Они попрощались. Каким-то образом и по какой-то причине мистер Бартон ухитрился забронировать себе целое купе (в котором, как и в других купе этого поезда, был собственный выход на платформу). Однако от подобных мер предосторожности мало проку, когда имеешь дело с разгневанным на тебя мертвецом.
Не буду ставить отточия или звездочки, ибо не люблю их, а сразу скажу, что, по-видимому, в поезде кто-то пытался побрить мистера Бартона – и не слишком удачно.
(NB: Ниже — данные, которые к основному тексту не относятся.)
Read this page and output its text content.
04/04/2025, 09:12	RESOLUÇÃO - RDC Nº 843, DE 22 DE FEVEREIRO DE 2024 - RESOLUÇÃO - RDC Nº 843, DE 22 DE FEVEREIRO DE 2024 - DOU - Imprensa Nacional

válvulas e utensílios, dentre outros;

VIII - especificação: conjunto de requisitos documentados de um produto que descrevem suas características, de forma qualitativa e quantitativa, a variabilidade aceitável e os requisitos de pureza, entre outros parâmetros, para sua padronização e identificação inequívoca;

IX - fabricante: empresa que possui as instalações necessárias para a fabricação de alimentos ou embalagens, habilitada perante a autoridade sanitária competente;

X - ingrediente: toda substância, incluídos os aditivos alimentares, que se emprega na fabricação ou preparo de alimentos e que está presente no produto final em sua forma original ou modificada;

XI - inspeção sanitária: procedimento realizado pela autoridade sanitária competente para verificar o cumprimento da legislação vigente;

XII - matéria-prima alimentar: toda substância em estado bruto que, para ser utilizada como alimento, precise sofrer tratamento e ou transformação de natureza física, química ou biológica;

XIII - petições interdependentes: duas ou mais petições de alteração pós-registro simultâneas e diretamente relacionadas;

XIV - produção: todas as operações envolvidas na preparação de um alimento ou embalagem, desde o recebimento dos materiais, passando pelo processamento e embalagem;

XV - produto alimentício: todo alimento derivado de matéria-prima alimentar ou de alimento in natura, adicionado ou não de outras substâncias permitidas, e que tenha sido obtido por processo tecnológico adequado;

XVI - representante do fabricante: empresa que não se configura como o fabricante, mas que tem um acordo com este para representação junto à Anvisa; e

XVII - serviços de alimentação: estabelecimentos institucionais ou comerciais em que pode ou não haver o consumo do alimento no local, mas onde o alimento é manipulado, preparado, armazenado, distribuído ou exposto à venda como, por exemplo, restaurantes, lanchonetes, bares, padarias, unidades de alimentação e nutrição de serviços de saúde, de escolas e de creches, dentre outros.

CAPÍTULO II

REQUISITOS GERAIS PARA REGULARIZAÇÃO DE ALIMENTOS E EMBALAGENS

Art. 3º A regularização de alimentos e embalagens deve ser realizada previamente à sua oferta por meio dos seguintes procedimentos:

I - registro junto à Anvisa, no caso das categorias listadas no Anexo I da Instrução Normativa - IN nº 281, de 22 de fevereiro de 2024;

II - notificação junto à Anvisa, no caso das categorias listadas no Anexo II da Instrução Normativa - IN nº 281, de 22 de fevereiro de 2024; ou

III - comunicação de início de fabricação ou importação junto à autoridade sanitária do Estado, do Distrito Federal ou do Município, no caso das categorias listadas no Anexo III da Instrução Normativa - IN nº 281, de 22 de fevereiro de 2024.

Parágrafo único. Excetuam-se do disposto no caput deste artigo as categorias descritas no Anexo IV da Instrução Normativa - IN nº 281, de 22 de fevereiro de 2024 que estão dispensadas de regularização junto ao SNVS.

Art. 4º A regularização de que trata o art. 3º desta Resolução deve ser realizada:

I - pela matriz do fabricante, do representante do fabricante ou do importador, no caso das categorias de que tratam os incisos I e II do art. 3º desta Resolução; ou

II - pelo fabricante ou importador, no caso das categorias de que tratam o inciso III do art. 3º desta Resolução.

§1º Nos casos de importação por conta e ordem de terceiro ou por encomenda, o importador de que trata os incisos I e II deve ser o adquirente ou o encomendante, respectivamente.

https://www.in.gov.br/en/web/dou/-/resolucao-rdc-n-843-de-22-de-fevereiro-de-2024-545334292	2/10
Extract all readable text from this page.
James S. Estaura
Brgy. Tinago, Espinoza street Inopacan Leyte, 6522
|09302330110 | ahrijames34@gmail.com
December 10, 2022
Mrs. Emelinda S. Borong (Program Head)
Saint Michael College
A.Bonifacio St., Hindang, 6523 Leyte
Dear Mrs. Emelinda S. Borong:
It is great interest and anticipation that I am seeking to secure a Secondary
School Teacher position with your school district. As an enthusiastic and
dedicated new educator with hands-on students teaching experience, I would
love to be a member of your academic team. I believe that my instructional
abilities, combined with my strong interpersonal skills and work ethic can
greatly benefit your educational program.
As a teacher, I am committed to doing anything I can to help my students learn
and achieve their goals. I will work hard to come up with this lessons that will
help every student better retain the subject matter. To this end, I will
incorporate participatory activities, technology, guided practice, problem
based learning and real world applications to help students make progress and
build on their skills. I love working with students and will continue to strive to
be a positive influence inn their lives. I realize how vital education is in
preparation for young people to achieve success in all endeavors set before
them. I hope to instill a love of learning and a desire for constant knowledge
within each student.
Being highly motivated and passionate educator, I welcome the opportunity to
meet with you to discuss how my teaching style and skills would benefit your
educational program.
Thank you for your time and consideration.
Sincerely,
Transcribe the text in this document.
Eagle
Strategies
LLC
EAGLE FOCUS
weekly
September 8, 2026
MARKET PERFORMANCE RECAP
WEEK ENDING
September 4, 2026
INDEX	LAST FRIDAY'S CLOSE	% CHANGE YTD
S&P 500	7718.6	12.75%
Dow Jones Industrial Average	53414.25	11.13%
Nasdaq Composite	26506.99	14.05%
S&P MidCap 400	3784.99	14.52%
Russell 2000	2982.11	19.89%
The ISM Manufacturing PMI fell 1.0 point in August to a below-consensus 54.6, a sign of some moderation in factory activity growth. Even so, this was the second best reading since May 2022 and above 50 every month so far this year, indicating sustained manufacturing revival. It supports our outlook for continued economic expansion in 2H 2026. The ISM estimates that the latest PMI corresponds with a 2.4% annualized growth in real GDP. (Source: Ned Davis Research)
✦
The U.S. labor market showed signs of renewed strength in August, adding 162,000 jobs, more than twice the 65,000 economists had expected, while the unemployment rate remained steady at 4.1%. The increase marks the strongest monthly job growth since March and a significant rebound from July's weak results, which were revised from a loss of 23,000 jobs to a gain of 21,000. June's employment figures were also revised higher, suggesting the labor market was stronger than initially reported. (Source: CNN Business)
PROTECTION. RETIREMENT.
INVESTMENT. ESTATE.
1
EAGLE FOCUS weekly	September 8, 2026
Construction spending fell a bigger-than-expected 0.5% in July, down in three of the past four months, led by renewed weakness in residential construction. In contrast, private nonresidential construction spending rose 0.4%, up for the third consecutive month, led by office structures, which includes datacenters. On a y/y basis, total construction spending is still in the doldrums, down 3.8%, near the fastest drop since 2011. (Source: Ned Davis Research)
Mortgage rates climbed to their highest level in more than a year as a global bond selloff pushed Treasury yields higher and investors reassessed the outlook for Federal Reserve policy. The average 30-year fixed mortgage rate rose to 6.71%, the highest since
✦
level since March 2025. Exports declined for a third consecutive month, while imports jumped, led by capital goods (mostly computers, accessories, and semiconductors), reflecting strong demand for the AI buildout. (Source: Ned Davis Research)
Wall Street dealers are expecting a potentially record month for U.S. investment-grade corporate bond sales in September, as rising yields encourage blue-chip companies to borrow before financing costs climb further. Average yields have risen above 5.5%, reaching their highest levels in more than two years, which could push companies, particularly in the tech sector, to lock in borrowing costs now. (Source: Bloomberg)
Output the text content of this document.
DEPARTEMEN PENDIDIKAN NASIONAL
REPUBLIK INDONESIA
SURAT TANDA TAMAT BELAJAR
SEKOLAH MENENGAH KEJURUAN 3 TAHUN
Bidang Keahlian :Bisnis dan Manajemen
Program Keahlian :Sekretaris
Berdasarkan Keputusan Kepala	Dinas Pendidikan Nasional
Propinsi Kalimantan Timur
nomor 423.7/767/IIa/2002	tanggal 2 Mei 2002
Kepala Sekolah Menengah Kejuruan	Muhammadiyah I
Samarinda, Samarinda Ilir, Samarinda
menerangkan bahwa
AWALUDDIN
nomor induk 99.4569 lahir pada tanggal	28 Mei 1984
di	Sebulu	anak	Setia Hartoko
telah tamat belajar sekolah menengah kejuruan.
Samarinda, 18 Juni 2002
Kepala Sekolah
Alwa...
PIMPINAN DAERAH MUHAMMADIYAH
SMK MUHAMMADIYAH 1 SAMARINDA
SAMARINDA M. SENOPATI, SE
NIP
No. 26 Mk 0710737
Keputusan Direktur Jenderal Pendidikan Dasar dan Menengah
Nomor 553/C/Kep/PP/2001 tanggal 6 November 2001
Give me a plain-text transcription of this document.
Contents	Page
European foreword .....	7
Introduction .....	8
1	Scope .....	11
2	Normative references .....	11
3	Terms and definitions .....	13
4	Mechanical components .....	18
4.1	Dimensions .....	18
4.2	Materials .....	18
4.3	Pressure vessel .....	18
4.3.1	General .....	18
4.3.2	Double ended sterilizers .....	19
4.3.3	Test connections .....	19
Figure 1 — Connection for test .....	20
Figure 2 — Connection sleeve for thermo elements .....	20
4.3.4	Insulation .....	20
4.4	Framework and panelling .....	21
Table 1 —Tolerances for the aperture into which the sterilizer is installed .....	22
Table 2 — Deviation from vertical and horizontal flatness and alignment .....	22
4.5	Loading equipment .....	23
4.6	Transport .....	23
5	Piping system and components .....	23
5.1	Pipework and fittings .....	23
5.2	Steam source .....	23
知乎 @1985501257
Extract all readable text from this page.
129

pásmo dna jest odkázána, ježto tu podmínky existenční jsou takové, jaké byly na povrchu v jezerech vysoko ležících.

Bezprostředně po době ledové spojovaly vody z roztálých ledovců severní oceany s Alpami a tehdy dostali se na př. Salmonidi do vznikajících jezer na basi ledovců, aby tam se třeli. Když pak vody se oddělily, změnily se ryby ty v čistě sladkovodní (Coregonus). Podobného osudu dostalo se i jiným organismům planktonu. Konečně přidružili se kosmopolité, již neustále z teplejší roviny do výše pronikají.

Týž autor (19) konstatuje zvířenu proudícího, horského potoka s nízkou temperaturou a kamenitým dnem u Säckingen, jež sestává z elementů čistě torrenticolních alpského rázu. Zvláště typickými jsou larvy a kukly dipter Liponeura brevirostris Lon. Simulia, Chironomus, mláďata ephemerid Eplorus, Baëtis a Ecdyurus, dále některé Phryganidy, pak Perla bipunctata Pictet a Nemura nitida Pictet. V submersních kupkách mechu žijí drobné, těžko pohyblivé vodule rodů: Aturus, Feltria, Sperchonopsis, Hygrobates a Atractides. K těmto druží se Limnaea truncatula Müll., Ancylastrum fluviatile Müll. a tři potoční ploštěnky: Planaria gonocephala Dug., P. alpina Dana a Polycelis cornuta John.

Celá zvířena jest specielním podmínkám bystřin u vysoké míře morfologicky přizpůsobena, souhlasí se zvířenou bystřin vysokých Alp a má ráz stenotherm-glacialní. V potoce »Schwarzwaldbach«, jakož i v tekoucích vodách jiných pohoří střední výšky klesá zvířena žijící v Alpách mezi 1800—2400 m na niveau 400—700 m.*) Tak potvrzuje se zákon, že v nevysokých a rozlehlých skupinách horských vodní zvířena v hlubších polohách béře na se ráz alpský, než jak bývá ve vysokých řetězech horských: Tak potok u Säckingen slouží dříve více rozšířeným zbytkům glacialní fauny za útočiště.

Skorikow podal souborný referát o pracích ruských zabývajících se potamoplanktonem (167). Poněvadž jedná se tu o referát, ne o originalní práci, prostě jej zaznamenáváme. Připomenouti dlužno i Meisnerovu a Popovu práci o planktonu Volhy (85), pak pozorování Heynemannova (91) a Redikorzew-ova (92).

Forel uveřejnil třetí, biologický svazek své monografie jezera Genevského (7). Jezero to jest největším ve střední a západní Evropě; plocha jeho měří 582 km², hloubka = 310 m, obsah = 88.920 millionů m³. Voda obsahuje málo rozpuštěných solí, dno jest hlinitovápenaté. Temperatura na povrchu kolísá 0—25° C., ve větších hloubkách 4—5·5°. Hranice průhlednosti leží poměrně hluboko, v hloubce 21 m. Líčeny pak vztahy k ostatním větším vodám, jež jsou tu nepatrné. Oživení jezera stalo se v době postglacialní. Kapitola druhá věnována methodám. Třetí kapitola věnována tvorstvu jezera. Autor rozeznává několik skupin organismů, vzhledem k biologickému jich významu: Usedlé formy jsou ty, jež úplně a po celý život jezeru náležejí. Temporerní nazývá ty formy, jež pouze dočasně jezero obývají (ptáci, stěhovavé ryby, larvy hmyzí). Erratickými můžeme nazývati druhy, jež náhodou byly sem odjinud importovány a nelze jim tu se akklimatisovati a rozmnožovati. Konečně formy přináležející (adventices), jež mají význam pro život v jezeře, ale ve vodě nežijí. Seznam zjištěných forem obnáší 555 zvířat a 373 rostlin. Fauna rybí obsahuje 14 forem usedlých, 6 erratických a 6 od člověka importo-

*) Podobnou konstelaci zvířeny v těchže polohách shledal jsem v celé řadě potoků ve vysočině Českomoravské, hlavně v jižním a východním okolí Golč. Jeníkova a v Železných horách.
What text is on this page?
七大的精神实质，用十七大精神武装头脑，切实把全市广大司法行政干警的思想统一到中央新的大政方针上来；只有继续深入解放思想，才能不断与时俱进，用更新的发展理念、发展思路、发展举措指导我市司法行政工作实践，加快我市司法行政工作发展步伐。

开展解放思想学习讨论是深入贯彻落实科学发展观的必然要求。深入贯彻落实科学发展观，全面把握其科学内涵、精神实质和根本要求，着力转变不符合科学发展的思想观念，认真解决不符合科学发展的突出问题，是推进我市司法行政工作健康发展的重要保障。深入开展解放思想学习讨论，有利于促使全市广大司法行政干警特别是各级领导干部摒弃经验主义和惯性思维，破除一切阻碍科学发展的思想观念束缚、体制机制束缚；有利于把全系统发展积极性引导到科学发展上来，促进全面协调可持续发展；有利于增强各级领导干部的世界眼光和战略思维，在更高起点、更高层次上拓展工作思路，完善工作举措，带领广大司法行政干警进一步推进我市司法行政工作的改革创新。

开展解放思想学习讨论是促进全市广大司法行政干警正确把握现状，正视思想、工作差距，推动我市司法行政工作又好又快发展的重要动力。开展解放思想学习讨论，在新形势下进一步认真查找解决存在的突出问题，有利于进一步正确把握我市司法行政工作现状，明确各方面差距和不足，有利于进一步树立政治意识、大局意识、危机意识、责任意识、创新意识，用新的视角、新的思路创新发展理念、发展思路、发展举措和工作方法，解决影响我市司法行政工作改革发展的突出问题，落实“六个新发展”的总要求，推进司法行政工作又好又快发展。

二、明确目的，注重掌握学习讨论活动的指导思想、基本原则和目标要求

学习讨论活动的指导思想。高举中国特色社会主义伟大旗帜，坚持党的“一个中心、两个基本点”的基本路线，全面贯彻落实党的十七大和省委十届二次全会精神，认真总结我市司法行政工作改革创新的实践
Тем не менее он удовлетворился результатом: на некогда белоснежной салфетке, расправленной на груди мистера Бартона, алыми буквами было выведено «Дж. У. FECI»[38].
Разве поведанная выше история (если она, конечно, правдива) не подтверждает мою догадку о том, что злокозненность мира вещей – это проявление чего-то, наделенного душой? И разве она не наводит на мысль, что, когда такое происходит, нам следует хорошенько присмотреться к своим недавним поступкам и насколько возможно выправить линию нашего поведения? И наконец, разве она не склоняет нас к выводу, что мистер Бартон, как и господин Корбес, был или очень дурным, или очень невезучим человеком?
Зарисовка
Перевод С. Антонова
Представьте себе просторный сад при загородном доме приходского священника, примыкающий к парку площадью в несколько акров и отделенный от него полосой немолодых уже деревьев, которую в окру́ге называют «рощица». В ширину она достигает тридцати-сорока ярдов. К ней ведет дорожка, огибающая сад изнутри и упирающаяся в калитку из тесаного дуба; чтобы проникнуть в рощицу, нужно просунуть руку в квадратную выемку, проделанную в калитке, и сдвинуть засов; пройдя дальше, оказываешься у железных ворот на границе рощицы и парка. Следует добавить, что из некоторых окон дома, стоящего несколько ниже рощицы, частично видны дорожка и дубовая калитка. Иные деревья на заднем плане – шотландские сосны и прочие – достигают довольно внушительных размеров, однако в них нет ровным счетом ничего, что создавало бы таинственный мрак, навевало бы зловещий дух, вызывало бы меланхолические или похоронные ассоциации. Местность вокруг дома обихожена, и хотя в зарослях попадаются глухие закутки, они не пробуждают в душе гнетущего чувства бесприютности и тоски. Поневоле удивишься тому, что по какой-то причине столь заурядный и жизнерадостный уголок связан для меня с нервными опасениями, – тем более что ни в раннем моем детстве, когда мы там жили, ни в более поздние годы, когда человеку свойственна повышенная любознательность, никаких легенд или воспоминаний о случившихся там давних либо недавних несчастьях не выплывало наружу.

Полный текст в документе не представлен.